La bellezza delle Grotte di Castellana richiama visitatori da tutto il mondo. La visita alle Grotte si snoda lungo un percorso di 3 Km: una straordinaria escursione guidata, a circa 70 metri di profondità, in uno scenario stupefacente, dove caverne dai nomi fantastici, canyon, profondi abissi, fossili, stalattiti, stalagmiti, concrezioni dalle forme incredibili e dai colori sorprendenti sollecitano la fantasia di bambini e adulti.
Le Grotte di Castellana sono, quindi, a pieno titolo, un’imperdibile occasione per ammirare uno dei luoghi naturali più sorprendenti di una Puglia meravigliosa.
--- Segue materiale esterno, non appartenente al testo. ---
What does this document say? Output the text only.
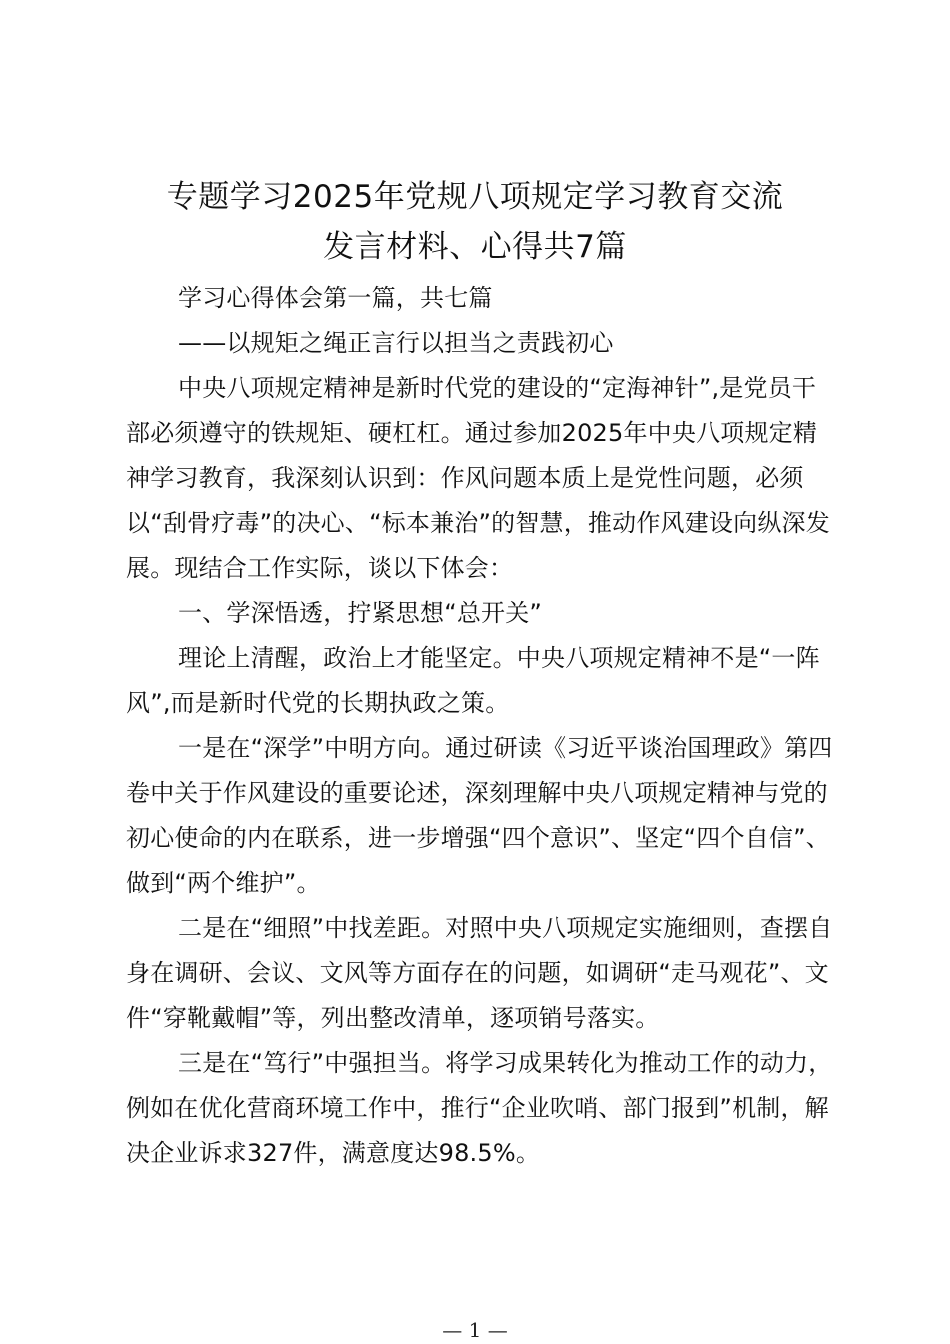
专题学习2025年党规八项规定学习教育交流
发言材料、心得共7篇

学习心得体会第一篇，共七篇

——以规矩之绳正言行以担当之责践初心

中央八项规定精神是新时代党的建设的“定海神针”,是党员干部必须遵守的铁规矩、硬杠杠。通过参加2025年中央八项规定精神学习教育，我深刻认识到：作风问题本质上是党性问题，必须以“刮骨疗毒”的决心、“标本兼治”的智慧，推动作风建设向纵深发展。现结合工作实际，谈以下体会：

一、学深悟透，拧紧思想“总开关”

理论上清醒，政治上才能坚定。中央八项规定精神不是“一阵风”,而是新时代党的长期执政之策。

一是在“深学”中明方向。通过研读《习近平谈治国理政》第四卷中关于作风建设的重要论述，深刻理解中央八项规定精神与党的初心使命的内在联系，进一步增强“四个意识”、坚定“四个自信”、做到“两个维护”。

二是在“细照”中找差距。对照中央八项规定实施细则，查摆自身在调研、会议、文风等方面存在的问题，如调研“走马观花”、文件“穿靴戴帽”等，列出整改清单，逐项销号落实。

三是在“笃行”中强担当。将学习成果转化为推动工作的动力，例如在优化营商环境工作中，推行“企业吹哨、部门报到”机制，解决企业诉求327件，满意度达98.5%。

— 1 —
La cucina di Castellana rispecchia le tradizioni pugliesi. Prevalgono le verdure di stagione e i pomodori appesi: in estate vengono conservati appesi a un filo di ferro (o più anticamente a un filo di spago) per essere consumati man mano nella stagione invernale. E non mancano la pasta, di semola di grano duro, e i legumi, Pasta e cavolfiori, Orecchiette con le cime di rapa, Pasta alla San Giovannello, Pasta di San Giuseppe, Impanata (purè di fave e catalogne con piccoli pezzi di pane casereccio), Fave a nasello con verdura, parmigiana di melanzane; coniglio o agnello con le patate. Tra i dolci sono famose le cartellate, le pettole e il torroncino.
Famosi sono anche i vini rossi corposi o bianchi frizzanti, spesso sono ancora preparati in famiglia.

Eventi e festività:
-11 gennaio "Le Fanove" - caratteristiche cataste di legno che bruciano nella notte
- ultima domenica di aprile "La Festa d'Aprile" - luminarie, processioni, fuochi d'artificio in onore della Madonna della Vetrana
-7/8 settembre "Sagra del Pollo e del Coniglio" - allestimento di caratteristiche vetrine satiriche e grandi tavolate per le strade con le macellerie del paese.